In light of the foregoing, it becomes clear that the debate surrounding the concept of “cybercrime” is not merely a theoretical disagreement, but rather a direct reflection of a deeper tension between differing approaches to understanding the relationship between law and technology. On one hand, some argue that digital transformations have given rise to behavioral patterns that necessitate the establishment of an entirely new legislative framework. On the other hand, others contend that these acts are nothing more than extensions of traditional crimes reproduced through modern mediums, making existing legal adaptations sufficient—provided they are updated procedurally and technologically in a thoughtful and intelligent manner.

The paper has demonstrated that the real challenge doesn’t lie in a legislative vacuum, but rather in the absence of a clear legal philosophy in many attempts to address “cybercrime,” such as the Egyptian model. A punitive approach has dominated, without being accompanied by the development of institutional regulatory structures or balanced improvements in law enforcement tools, resulting in vague provisions that threaten fundamental rights rather than safeguard them.

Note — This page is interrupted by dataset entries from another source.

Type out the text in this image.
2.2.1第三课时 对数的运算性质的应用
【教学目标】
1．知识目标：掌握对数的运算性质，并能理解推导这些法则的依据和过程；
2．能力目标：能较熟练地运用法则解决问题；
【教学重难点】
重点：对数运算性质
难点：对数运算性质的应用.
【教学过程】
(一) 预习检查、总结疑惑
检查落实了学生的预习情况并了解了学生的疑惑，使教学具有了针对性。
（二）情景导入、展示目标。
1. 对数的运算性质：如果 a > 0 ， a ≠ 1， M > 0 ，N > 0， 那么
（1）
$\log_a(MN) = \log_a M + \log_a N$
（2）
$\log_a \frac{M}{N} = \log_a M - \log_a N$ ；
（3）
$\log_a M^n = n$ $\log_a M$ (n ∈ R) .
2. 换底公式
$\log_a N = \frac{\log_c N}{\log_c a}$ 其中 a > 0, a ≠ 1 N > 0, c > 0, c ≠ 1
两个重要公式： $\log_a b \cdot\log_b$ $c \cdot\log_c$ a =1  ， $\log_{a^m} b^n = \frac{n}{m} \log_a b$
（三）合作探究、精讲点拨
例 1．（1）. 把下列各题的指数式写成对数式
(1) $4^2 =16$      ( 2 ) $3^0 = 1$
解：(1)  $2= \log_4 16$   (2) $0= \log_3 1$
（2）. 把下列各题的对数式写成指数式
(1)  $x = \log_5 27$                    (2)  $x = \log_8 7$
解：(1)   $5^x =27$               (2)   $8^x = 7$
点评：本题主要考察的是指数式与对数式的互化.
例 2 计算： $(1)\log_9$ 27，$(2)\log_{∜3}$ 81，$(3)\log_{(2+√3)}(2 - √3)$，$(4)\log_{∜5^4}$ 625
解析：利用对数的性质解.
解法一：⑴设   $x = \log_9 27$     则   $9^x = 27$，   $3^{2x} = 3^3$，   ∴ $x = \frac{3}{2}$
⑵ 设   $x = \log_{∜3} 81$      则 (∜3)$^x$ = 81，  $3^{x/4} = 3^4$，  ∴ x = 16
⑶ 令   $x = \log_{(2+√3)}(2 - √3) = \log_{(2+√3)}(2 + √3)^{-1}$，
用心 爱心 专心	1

Therefore, it is not necessary to classify “cybercrime” as a separate legal category. Instead, the overall legislative framework should be reviewed, adopting a more structured and flexible approach. This approach focuses on updating procedures, improving the efficiency of evidence collection, enhancing transparency in the handling of digital evidence, and developing the justice system to keep pace with technological changes, while maintaining the principles of legality, justice, and equality before the law.